China expanded controls to five more rare earths and processing technologies, restricting defence and advanced semiconductor users and foreign producers.
Beijing expanded export controls on Thursday, adding five rare earth elements and a slate of refining technologies while tightening rules for defence and advanced semiconductor users.
Holmium, erbium, thulium, europium and ytterbium were added to the restricted list, and dozens of pieces of mining and processing equipment were newly controlled. The ministry said foreign producers that use Chinese materials or equipment will need Chinese export licences for downstream products, even when no Chinese firm is involved in the transaction.

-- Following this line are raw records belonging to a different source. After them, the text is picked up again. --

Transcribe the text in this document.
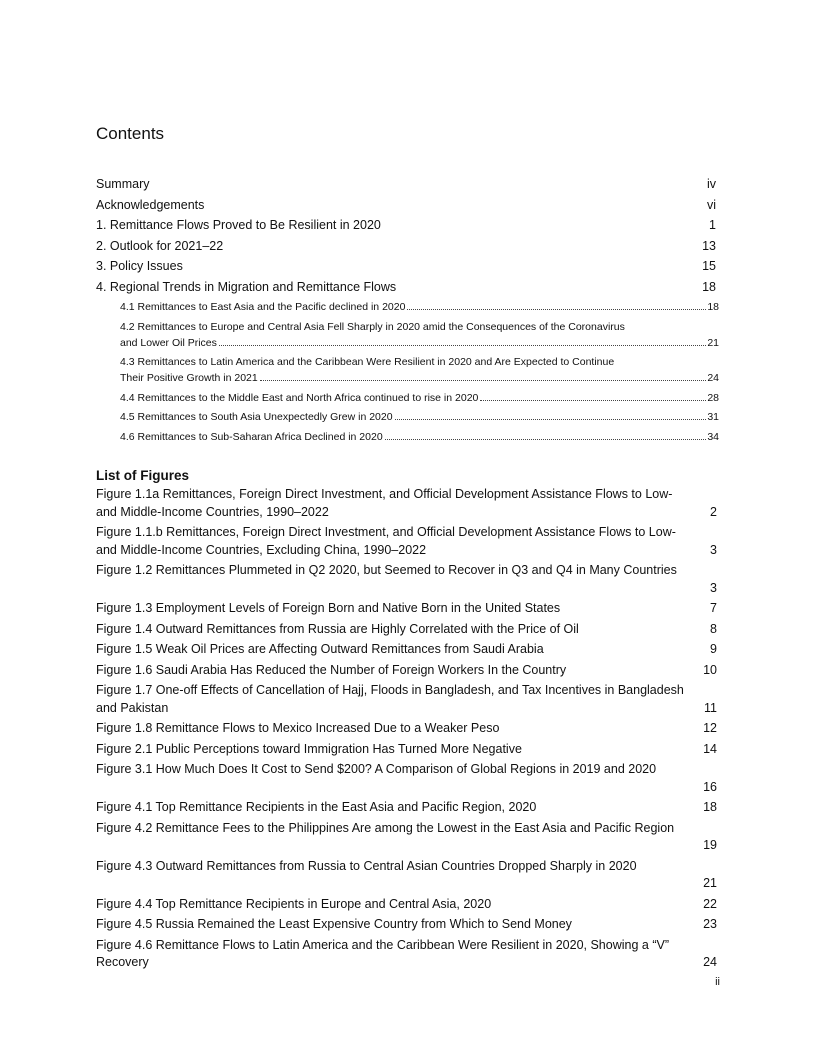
Contents
Summary	iv
Acknowledgements	vi
1. Remittance Flows Proved to Be Resilient in 2020	1
2. Outlook for 2021–22	13
3. Policy Issues	15
4. Regional Trends in Migration and Remittance Flows	18
4.1 Remittances to East Asia and the Pacific declined in 2020	18
4.2 Remittances to Europe and Central Asia Fell Sharply in 2020 amid the Consequences of the Coronavirus
and Lower Oil Prices	21
4.3 Remittances to Latin America and the Caribbean Were Resilient in 2020 and Are Expected to Continue
Their Positive Growth in 2021	24
4.4 Remittances to the Middle East and North Africa continued to rise in 2020	28
4.5 Remittances to South Asia Unexpectedly Grew in 2020	31
4.6 Remittances to Sub-Saharan Africa Declined in 2020	34
List of Figures
Figure 1.1a Remittances, Foreign Direct Investment, and Official Development Assistance Flows to Low-
and Middle-Income Countries, 1990–2022	2
Figure 1.1.b Remittances, Foreign Direct Investment, and Official Development Assistance Flows to Low-
and Middle-Income Countries, Excluding China, 1990–2022	3
Figure 1.2 Remittances Plummeted in Q2 2020, but Seemed to Recover in Q3 and Q4 in Many Countries
3
Figure 1.3 Employment Levels of Foreign Born and Native Born in the United States	7
Figure 1.4 Outward Remittances from Russia are Highly Correlated with the Price of Oil	8
Figure 1.5 Weak Oil Prices are Affecting Outward Remittances from Saudi Arabia	9
Figure 1.6 Saudi Arabia Has Reduced the Number of Foreign Workers In the Country	10
Figure 1.7 One-off Effects of Cancellation of Hajj, Floods in Bangladesh, and Tax Incentives in Bangladesh
and Pakistan	11
Figure 1.8 Remittance Flows to Mexico Increased Due to a Weaker Peso	12
Figure 2.1 Public Perceptions toward Immigration Has Turned More Negative	14
Figure 3.1 How Much Does It Cost to Send $200? A Comparison of Global Regions in 2019 and 2020
16
Figure 4.1 Top Remittance Recipients in the East Asia and Pacific Region, 2020	18
Figure 4.2 Remittance Fees to the Philippines Are among the Lowest in the East Asia and Pacific Region
19
Figure 4.3 Outward Remittances from Russia to Central Asian Countries Dropped Sharply in 2020
21
Figure 4.4 Top Remittance Recipients in Europe and Central Asia, 2020	22
Figure 4.5 Russia Remained the Least Expensive Country from Which to Send Money	23
Figure 4.6 Remittance Flows to Latin America and the Caribbean Were Resilient in 2020, Showing a “V”
Recovery	24
ii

Overseas defence end‑users will be denied licences outright; advanced semiconductor applications will face case‑by‑case scrutiny. The measures target chips at 14nm or below (and more advanced nodes), memory stacks of 256 layers or more, associated production equipment, and AI research with potential military uses.
The new element and equipment curbs take effect on November 8, while the compliance rules for foreign producers begin on December 1. China supplies over 90% of processed rare earths and magnets, so the move has immediate supply‑chain implications. Enforcement details remain unclear, and some domestic rare earth stocks jumped sharply after the announcement.
Observers note the timing ahead of a planned U.S.–China summit, framing the measures as both industrial policy and geopolitical leverage.